Soweit die Angeklagte zu allen Tatangriffen das Vorliegen einer allgemein begreiflichen heftigen Gemütsbewegung behauptet, weil sie, teils aufgrund einer Provokation durch das Opfer (widerrechtliches Filmen, unrichtige Behauptung, dass die Hunde nicht angeleint gewesen wären), jeweils spontan aus einem Impuls heraus gehandelt habe, ist vorauszuschicken, dass der besondere Milderungsgrund des § 34 Abs 1 Z 8 StGB voraussetzt, dass sich der Täter durch den heftigen Affekt in einer psychischen Ausnahmesituation befand, wobei der Affekt allgemein begreiflich sein muss. Davon kann zu den Sachverhalten zu I, wo durch die Opfer ein Hinweis auf die tatsächlich bestehende Leinenpflicht erfolgte sowie das Rufen der Polizei bei einem (weiteren) Verstoß dagegen in Aussicht gestellt wurde (US 3 f), keine Rede sein, zumal sich die Angeklagte tatsächlich im Unrecht (Verstoß gegen die Leinenpflicht) befand. Aber auch der Hinweis auf die Leinenpflicht durch das Opfer (zu II.) - obwohl tatsächlich kein Verstoß vorlag – im Zusammenhalt mit dessen Filmen vermag den geltend gemachten Affekt nicht allgemein begreiflich erscheinen lassen, zumal die Angeklagte das Opfer zuvor bereits zweifach bedroht hatte.

Darüber hinaus liegt auch der von der Angeklagten monierte Milderungsgrund nach § 34 Abs 1 Z 19 StGB nicht vor.
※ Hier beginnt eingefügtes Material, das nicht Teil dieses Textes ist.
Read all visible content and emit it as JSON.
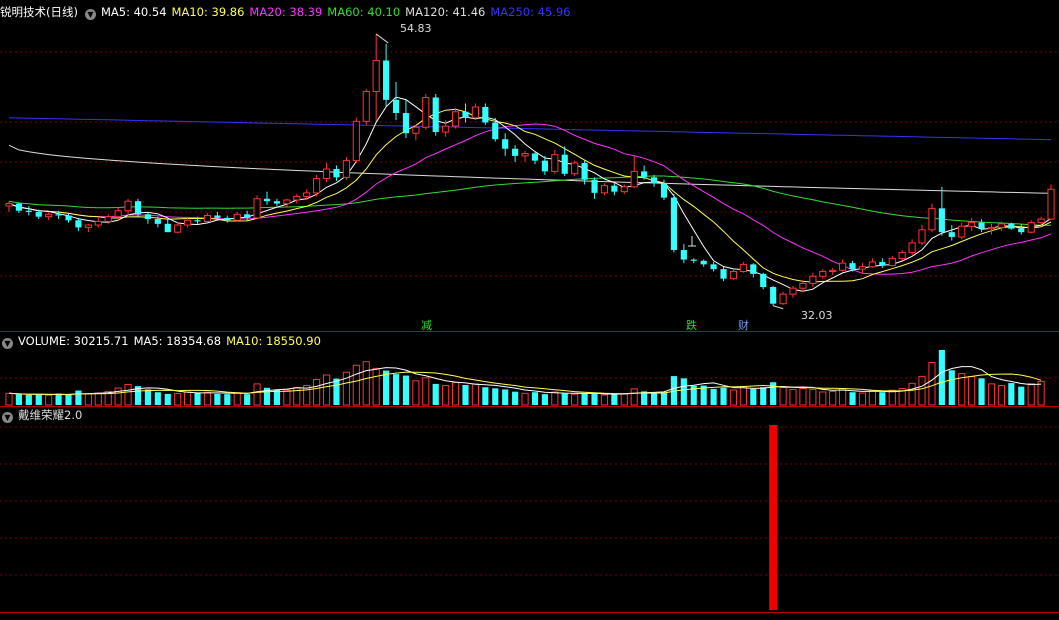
{
  "main": {
    "title": "锐明技术(日线)",
    "ma": [
      {
        "label": "MA5: 40.54",
        "color": "#ffffff"
      },
      {
        "label": "MA10: 39.86",
        "color": "#ffff55"
      },
      {
        "label": "MA20: 38.39",
        "color": "#ff33ff"
      },
      {
        "label": "MA60: 40.10",
        "color": "#33dd33"
      },
      {
        "label": "MA120: 41.46",
        "color": "#dddddd"
      },
      {
        "label": "MA250: 45.96",
        "color": "#3333ff"
      }
    ],
    "high_label": "54.83",
    "low_label": "32.03",
    "events": [
      {
        "text": "减",
        "color": "#33dd33"
      },
      {
        "text": "跌",
        "color": "#33dd33"
      },
      {
        "text": "财",
        "color": "#7799ff"
      }
    ]
  },
  "volume": {
    "legend": [
      {
        "label": "VOLUME: 30215.71",
        "color": "#ffffff"
      },
      {
        "label": "MA5: 18354.68",
        "color": "#ffffff"
      },
      {
        "label": "MA10: 18550.90",
        "color": "#ffff55"
      }
    ]
  },
  "indicator": {
    "title": "戴维荣耀2.0"
  },
  "chart_data": {
    "type": "candlestick",
    "y_range": [
      31,
      56
    ],
    "colors": {
      "up": "#ff3333",
      "down": "#33ffff",
      "ma5": "#ffffff",
      "ma10": "#ffff55",
      "ma20": "#ff33ff",
      "ma60": "#33dd33",
      "ma120": "#dddddd",
      "ma250": "#3333ff"
    },
    "candles": [
      [
        40.4,
        40.8,
        39.9,
        40.6
      ],
      [
        40.6,
        40.7,
        39.8,
        40.0
      ],
      [
        40.0,
        40.4,
        39.6,
        39.9
      ],
      [
        39.9,
        40.1,
        39.3,
        39.5
      ],
      [
        39.5,
        39.9,
        39.2,
        39.7
      ],
      [
        39.7,
        40.0,
        39.3,
        39.6
      ],
      [
        39.6,
        39.8,
        39.0,
        39.2
      ],
      [
        39.2,
        39.4,
        38.3,
        38.6
      ],
      [
        38.6,
        38.9,
        38.2,
        38.8
      ],
      [
        38.8,
        39.4,
        38.6,
        39.1
      ],
      [
        39.1,
        39.7,
        38.9,
        39.5
      ],
      [
        39.5,
        40.3,
        39.2,
        40.0
      ],
      [
        40.0,
        41.0,
        39.6,
        40.8
      ],
      [
        40.8,
        41.0,
        39.5,
        39.7
      ],
      [
        39.7,
        39.9,
        38.9,
        39.3
      ],
      [
        39.3,
        39.5,
        38.6,
        38.9
      ],
      [
        38.9,
        39.3,
        38.4,
        38.2
      ],
      [
        38.2,
        39.0,
        38.1,
        38.8
      ],
      [
        38.8,
        39.4,
        38.6,
        39.2
      ],
      [
        39.2,
        39.5,
        38.9,
        39.1
      ],
      [
        39.1,
        39.8,
        39.0,
        39.6
      ],
      [
        39.6,
        39.9,
        39.3,
        39.4
      ],
      [
        39.4,
        39.6,
        39.0,
        39.2
      ],
      [
        39.2,
        39.9,
        39.1,
        39.7
      ],
      [
        39.7,
        40.0,
        39.2,
        39.4
      ],
      [
        39.4,
        41.3,
        39.3,
        41.0
      ],
      [
        41.0,
        41.6,
        40.5,
        40.8
      ],
      [
        40.8,
        41.0,
        40.4,
        40.6
      ],
      [
        40.6,
        41.0,
        40.3,
        40.9
      ],
      [
        40.9,
        41.4,
        40.6,
        41.2
      ],
      [
        41.2,
        41.8,
        40.9,
        41.5
      ],
      [
        41.5,
        43.0,
        41.2,
        42.7
      ],
      [
        42.7,
        44.0,
        42.4,
        43.5
      ],
      [
        43.5,
        43.8,
        42.5,
        42.8
      ],
      [
        42.8,
        44.5,
        42.6,
        44.2
      ],
      [
        44.2,
        47.8,
        44.0,
        47.5
      ],
      [
        47.5,
        50.2,
        47.2,
        50.0
      ],
      [
        50.0,
        54.83,
        47.5,
        52.6
      ],
      [
        52.6,
        54.0,
        48.8,
        49.3
      ],
      [
        49.3,
        50.8,
        47.6,
        48.2
      ],
      [
        48.2,
        49.3,
        46.1,
        46.5
      ],
      [
        46.5,
        47.2,
        45.9,
        47.0
      ],
      [
        47.0,
        49.8,
        46.8,
        49.5
      ],
      [
        49.5,
        49.8,
        46.3,
        46.6
      ],
      [
        46.6,
        47.6,
        46.2,
        47.1
      ],
      [
        47.1,
        48.6,
        46.9,
        48.3
      ],
      [
        48.3,
        49.0,
        47.4,
        47.8
      ],
      [
        47.8,
        49.0,
        47.6,
        48.7
      ],
      [
        48.7,
        49.0,
        47.2,
        47.4
      ],
      [
        47.4,
        47.8,
        45.8,
        46.0
      ],
      [
        46.0,
        46.5,
        44.6,
        45.2
      ],
      [
        45.2,
        45.5,
        44.1,
        44.6
      ],
      [
        44.6,
        45.0,
        44.1,
        44.8
      ],
      [
        44.8,
        44.9,
        43.9,
        44.2
      ],
      [
        44.2,
        44.6,
        43.0,
        43.3
      ],
      [
        43.3,
        45.1,
        43.1,
        44.7
      ],
      [
        44.7,
        45.4,
        42.9,
        43.1
      ],
      [
        43.1,
        44.2,
        42.9,
        44.0
      ],
      [
        44.0,
        44.2,
        42.2,
        42.6
      ],
      [
        42.6,
        42.8,
        41.0,
        41.5
      ],
      [
        41.5,
        42.3,
        41.3,
        42.1
      ],
      [
        42.1,
        42.3,
        41.3,
        41.6
      ],
      [
        41.6,
        42.2,
        41.4,
        42.0
      ],
      [
        42.0,
        44.6,
        41.9,
        43.3
      ],
      [
        43.3,
        43.8,
        42.6,
        42.8
      ],
      [
        42.8,
        43.0,
        42.0,
        42.3
      ],
      [
        42.3,
        42.6,
        40.9,
        41.1
      ],
      [
        41.1,
        41.4,
        36.5,
        36.7
      ],
      [
        36.7,
        37.2,
        35.6,
        35.9
      ],
      [
        35.9,
        36.0,
        35.6,
        35.8
      ],
      [
        35.8,
        35.9,
        35.3,
        35.5
      ],
      [
        35.5,
        35.7,
        34.9,
        35.1
      ],
      [
        35.1,
        35.3,
        34.1,
        34.3
      ],
      [
        34.3,
        35.1,
        34.2,
        34.9
      ],
      [
        34.9,
        35.7,
        34.8,
        35.5
      ],
      [
        35.5,
        35.6,
        34.4,
        34.7
      ],
      [
        34.7,
        34.8,
        33.4,
        33.6
      ],
      [
        33.6,
        33.7,
        32.03,
        32.2
      ],
      [
        32.2,
        33.2,
        32.1,
        33.0
      ],
      [
        33.0,
        33.7,
        32.7,
        33.5
      ],
      [
        33.5,
        34.2,
        33.2,
        33.9
      ],
      [
        33.9,
        34.8,
        33.6,
        34.5
      ],
      [
        34.5,
        35.1,
        34.3,
        34.9
      ],
      [
        34.9,
        35.2,
        34.6,
        35.0
      ],
      [
        35.0,
        35.9,
        34.9,
        35.6
      ],
      [
        35.6,
        35.8,
        34.9,
        35.1
      ],
      [
        35.1,
        35.6,
        34.7,
        35.3
      ],
      [
        35.3,
        36.0,
        35.2,
        35.7
      ],
      [
        35.7,
        36.0,
        35.2,
        35.4
      ],
      [
        35.4,
        36.2,
        35.3,
        36.0
      ],
      [
        36.0,
        36.7,
        35.8,
        36.5
      ],
      [
        36.5,
        37.6,
        36.3,
        37.3
      ],
      [
        37.3,
        38.8,
        37.1,
        38.4
      ],
      [
        38.4,
        40.6,
        38.2,
        40.2
      ],
      [
        40.2,
        42.0,
        37.9,
        38.2
      ],
      [
        38.2,
        38.8,
        37.5,
        37.8
      ],
      [
        37.8,
        39.0,
        37.6,
        38.7
      ],
      [
        38.7,
        39.4,
        38.3,
        39.0
      ],
      [
        39.0,
        39.3,
        38.2,
        38.5
      ],
      [
        38.5,
        38.9,
        38.0,
        38.6
      ],
      [
        38.6,
        39.1,
        38.3,
        38.9
      ],
      [
        38.9,
        39.0,
        38.4,
        38.5
      ],
      [
        38.5,
        38.9,
        38.0,
        38.2
      ],
      [
        38.2,
        39.2,
        38.1,
        39.0
      ],
      [
        39.0,
        39.5,
        38.7,
        39.3
      ],
      [
        39.3,
        42.2,
        39.2,
        41.8
      ]
    ],
    "volumes": [
      4200,
      3800,
      3600,
      3900,
      3500,
      4100,
      3700,
      5200,
      4000,
      4300,
      4900,
      6100,
      7400,
      6800,
      5600,
      4600,
      4000,
      4100,
      4700,
      4300,
      4600,
      4000,
      3900,
      4400,
      3900,
      7600,
      6200,
      5500,
      5400,
      6300,
      7000,
      9200,
      10800,
      9500,
      11800,
      14300,
      15600,
      13200,
      12400,
      11100,
      10600,
      8700,
      9800,
      7600,
      7000,
      8100,
      7200,
      7600,
      6400,
      6000,
      5600,
      4800,
      4200,
      4600,
      3900,
      4700,
      4100,
      3900,
      4300,
      4100,
      3600,
      3800,
      4000,
      5800,
      4900,
      4200,
      4600,
      10400,
      9600,
      6900,
      7000,
      5800,
      6200,
      5400,
      6600,
      5800,
      6400,
      8200,
      6300,
      5600,
      5900,
      5600,
      4700,
      4900,
      5900,
      4600,
      4300,
      5000,
      4600,
      5300,
      5900,
      7800,
      10300,
      15300,
      19800,
      12500,
      11300,
      10200,
      9600,
      7600,
      7000,
      7900,
      6600,
      7700,
      8500
    ]
  }
}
Dies würde voraussetzen, dass die Angeklagte durch die Tat oder als Folge der Tat, sohin durch die von ihr gesetzten strafbaren Handlungen der Drohung und der Nötigung oder als deren Folge eine beträchtliche Körperverletzung oder Gesundheitsschädigung erlitten hat, wovon mit Blick auf den Umstand, dass die Angeklagte sich Mobbing ausgesetzt sieht und sich dadurch ihre Vorerkrankung verschlechtert habe (ON 18.2) sowie, dass ein Krankenstand von 15. September 2023 bis 13. Oktober 2023 belegt ist (ON 18.5), keine Rede sein kann.
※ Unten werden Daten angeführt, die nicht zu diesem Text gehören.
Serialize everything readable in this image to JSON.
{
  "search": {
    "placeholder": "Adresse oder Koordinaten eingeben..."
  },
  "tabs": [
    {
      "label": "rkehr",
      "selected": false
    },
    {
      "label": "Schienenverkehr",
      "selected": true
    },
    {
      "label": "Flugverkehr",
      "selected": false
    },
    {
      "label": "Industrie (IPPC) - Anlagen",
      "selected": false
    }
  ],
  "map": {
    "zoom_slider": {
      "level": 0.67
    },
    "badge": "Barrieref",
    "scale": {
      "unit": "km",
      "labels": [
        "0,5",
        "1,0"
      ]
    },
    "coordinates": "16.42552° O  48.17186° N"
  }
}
Bei rechtbesehener Abwägung der solcherart ergänzten Strafzumessungslage erweist sich die vom Erstgericht bei einem zur Verfügung stehenden Strafrahmen von bis zu einem Jahr Freiheitsstrafe oder Geldstrafe bis zu 720 Tagessätzen verhängte dreimonatige Freiheitsstrafe trotz Hinzutreten eines Milderungsgrundes keiner Reduktion zugänglich, weil die Strafe – insbesondere im Hinblick auf das Zusammentreffen von Vergehen – äußerst moderat bemessen wurde.
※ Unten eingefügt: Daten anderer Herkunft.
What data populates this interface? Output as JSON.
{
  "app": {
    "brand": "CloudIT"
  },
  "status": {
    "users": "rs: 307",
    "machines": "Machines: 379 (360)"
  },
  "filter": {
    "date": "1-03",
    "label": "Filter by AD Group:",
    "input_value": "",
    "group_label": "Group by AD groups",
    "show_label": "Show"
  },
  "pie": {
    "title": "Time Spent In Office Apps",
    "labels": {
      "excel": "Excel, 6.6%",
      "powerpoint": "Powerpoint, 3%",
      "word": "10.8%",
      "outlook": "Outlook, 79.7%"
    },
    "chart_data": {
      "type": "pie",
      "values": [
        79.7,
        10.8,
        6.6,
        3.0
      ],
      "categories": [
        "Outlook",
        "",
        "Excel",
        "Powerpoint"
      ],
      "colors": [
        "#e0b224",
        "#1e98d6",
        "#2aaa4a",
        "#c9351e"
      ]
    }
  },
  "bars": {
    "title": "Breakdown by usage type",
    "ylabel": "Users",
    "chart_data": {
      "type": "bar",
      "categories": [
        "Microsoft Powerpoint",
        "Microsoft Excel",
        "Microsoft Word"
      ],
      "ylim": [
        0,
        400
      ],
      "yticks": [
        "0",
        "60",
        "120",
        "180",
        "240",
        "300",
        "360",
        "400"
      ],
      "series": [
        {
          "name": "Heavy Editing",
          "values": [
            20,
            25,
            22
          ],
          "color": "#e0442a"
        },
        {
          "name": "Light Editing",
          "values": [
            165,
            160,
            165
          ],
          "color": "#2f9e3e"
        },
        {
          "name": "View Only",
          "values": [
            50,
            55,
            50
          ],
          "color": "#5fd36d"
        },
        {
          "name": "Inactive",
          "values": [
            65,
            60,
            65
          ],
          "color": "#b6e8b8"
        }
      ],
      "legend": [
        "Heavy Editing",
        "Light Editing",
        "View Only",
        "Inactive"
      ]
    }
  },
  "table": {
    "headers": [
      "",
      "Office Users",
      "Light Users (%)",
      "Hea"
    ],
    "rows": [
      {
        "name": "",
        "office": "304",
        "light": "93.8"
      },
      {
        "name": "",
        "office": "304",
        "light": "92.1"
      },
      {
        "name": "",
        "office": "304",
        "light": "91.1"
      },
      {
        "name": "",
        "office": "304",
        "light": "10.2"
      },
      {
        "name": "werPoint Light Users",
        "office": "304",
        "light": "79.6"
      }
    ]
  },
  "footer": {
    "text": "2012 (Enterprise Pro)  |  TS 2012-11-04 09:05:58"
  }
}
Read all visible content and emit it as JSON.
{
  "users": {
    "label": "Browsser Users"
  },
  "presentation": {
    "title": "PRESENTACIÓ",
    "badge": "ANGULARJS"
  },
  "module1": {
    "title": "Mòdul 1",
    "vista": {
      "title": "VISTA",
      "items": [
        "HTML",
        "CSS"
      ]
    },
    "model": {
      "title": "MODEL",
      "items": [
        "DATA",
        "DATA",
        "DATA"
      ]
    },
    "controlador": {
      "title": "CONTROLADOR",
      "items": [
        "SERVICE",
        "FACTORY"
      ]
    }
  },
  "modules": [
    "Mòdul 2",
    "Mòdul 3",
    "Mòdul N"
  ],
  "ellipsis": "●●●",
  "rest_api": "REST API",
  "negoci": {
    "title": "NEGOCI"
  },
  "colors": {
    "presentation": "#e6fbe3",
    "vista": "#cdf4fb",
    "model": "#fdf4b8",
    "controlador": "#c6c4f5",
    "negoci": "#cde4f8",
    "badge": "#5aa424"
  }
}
Auch die Berufung der Angeklagten wegen des Ausspruchs über die privatrechtlichen Ansprüche ist nicht im Recht.

Eine ersatzfähige Körperverletzung ist jede Beeinträchtigung der körperlichen oder geistigen Gesundheit und Unversehrtheit. Bei psychischen Beeinträchtigungen ist entscheidend, ob diese medizinisch behandlungsbedürftig oder zumindest medizinisch diagnostizierbar sind. Psychische Beeinträchtigungen, die bloß in Unbehagen und Unlustgefühlen bestehen, sind nicht ausreichend, sodass etwa reine Angstgefühle oder Schlafstörungen keine Schmerzengeldansprüche auslösen ( Hinteregger in Kletecka / Schauer ABGB-ON § 1325 [Stand 1. August 2022] Rz 2). Die Feststellungen des Erstgericht, wonach eine krankheitswertige Beeinträchtigung der Psyche des Opfers eingetreten sei (US 5, 10), sind in Ansehung der Inanspruchnahme des Sozialpsychiatrischen Notdienstes durch C* am Tag nach dem Vorfall (ON 12.2) und deren Aussage, nach dem Vorfall sehr aufgelöst gewesen zu sein und sich krankgemeldet zu haben (ON 13 S 20), mit Blick auf die in Rede stehende versuchte Nötigung (II.), die mit einer körperlichen Attacke einherging, nachvollziehbar. Aufgrund der aktuellen Schmerzengeldsätze für leichte Schmerzen und § 273 ZPO, wonach auf eine Schätzung zurückgegriffen werden kann, ist auch die Höhe angemessen.